The New York Times’ public editor wrote three weeks ago about fake-news ads popping up on its own site and the paper’s effort to weed them out. Fake, misleading and too-good-to-be-true sounding stories have continued to pop up since then, as readers of the Times and Los Angeles Times have pointed out (in the ultimate irony, one such ad appeared within a Times editorial about the “death of facts”). Apparently people can’t get enough stories about dead celebrities.
ad for fake news in nyt editorial on the death of facts pic.twitter.com/SzPw3s83UV
— John Cook (@johnjcook) December 10, 2016
Another popped up on the L.A. Times. Both papers said they’re taking steps to keep such programmatic ads off their sites.

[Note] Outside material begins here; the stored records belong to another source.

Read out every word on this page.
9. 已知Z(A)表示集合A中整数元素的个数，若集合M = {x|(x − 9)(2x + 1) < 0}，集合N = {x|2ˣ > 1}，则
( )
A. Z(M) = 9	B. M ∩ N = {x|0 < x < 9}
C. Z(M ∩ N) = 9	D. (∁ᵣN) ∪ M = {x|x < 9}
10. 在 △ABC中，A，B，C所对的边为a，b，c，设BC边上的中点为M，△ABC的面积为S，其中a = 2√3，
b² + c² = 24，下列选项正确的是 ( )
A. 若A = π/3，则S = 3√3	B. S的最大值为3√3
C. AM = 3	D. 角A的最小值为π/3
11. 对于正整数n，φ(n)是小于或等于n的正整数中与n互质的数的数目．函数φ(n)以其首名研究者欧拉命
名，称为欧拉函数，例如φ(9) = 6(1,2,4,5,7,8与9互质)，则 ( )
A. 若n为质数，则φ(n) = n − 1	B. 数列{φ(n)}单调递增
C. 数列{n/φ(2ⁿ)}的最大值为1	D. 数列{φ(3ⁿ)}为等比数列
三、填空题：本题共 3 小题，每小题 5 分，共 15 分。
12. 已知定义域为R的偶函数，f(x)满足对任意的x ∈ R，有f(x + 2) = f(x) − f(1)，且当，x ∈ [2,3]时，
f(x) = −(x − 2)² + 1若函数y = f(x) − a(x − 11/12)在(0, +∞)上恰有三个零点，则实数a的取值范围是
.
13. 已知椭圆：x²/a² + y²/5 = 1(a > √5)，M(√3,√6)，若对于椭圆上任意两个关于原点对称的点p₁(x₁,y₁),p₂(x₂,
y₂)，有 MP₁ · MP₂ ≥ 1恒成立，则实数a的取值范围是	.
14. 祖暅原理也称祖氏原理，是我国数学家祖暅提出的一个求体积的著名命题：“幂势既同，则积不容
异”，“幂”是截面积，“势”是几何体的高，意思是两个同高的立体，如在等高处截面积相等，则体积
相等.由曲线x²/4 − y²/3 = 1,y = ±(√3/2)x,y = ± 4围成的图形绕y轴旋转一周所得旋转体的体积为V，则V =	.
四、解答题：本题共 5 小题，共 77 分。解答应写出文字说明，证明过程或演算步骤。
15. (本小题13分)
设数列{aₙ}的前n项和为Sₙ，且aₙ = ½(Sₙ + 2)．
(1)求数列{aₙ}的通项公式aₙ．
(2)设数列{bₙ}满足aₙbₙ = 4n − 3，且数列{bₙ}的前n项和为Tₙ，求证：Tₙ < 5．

“We’re taking fake news seriously and have responded by blocking individual advertisers and programmatic vendors that we’ve seen serving fake news ads,” said Sebastian Tomich, senior vp of advertising and innovation. “In addition, we’ve begun proactively searching the ad server for frequently used fake news names such as Ellen and Alec Baldwin. Lastly we’ve been adjusting exchange price floors. Though we’ve seen results from these measures, too much emphasis is being put on publishers. The responsibility lies with the likes of Google and Facebook to take action. They control this extremely lucrative market and should provide basic quality controls.”
A spokesperson for Tronc, the parent of the L.A. Times, emailed: “While blocking advertising which links to ‘fake news’ is new to this space, we are working diligently with our partners to ensure this type of advertising is blocked from our sites.”
It’s hard to know how commonplace such ads are, but no doubt these are just the tip of the iceberg, given how widely the use of programmatic tools to sell advertising has spread.
— emokidsloveme (@emokidsloveme) December 11, 2016
“One of the many problems of programmatic is, ads don’t know where they appear and publishers have very little control over the networks that appear on their sites,” said David Carroll, an associate professor of media design at The New School and an expert in advertising tech. “It really exposes the inherent flaw of programmatic. When you automate things so much, you can’t moderate it.”
Publishers have a few ways they can clamp down, but they’re limited. When they open the door to programmatic ads, they cede a lot of control over what appears on their sites to third parties.
A large publisher typically gets ads from as many as 12 supply-side platforms. Through those, it can ads from around 10 thousand-plus advertisers per month representing tens of thousands of ad creatives, said Michael Stoeckel, vp of global tech strategy & publisher operations at Prohaska Consulting and a former vp of ad revenue at the Times.
On the supply end, some bogus news comes through content recommendation engines that appear on many top publisher sites. Engines say they have criteria that ban fake or offensive content, but it can sneak in anyway. Leading engine Outbrain said it’s ramped up how it blocks and purges sensational content, which is frequently related to celebrities. For example, that means blocking keyword combinations with any variation on the “celebrity X went broke” or “celebrity Y you didn’t know died this year,” the company said
One thing publishers can do is closely monitor advertisers that are high-volume and that have high click-through rates, usually tell-tale signs of sketchy ads, and cut off the SSP that’s at the source, Stoeckel said.
Header-bidding is an increasingly common tactic publishers use to make more money from programmatic. But it introduces another level between the publisher and source of the ad, which Stoeckel suggested could make it harder to police shady ads.
Publishers could switch to only making their inventory available through private programmatic marketplaces, where buyer and seller are completely known to each other. But those more direct relationships take more effort to manage, and until kinks are worked out of that system, publishers would sacrifice revenue.
Still, it’s in publishers’ interest to be as vigilant as possible about fake news ads. “It degrades the perception of everything about the business we’re in,” Stoeckel said. “Can you trust what’s put out in the digital news ecosystem when you have fake news mixed in? Clickbait is a dangerous user experience issue.”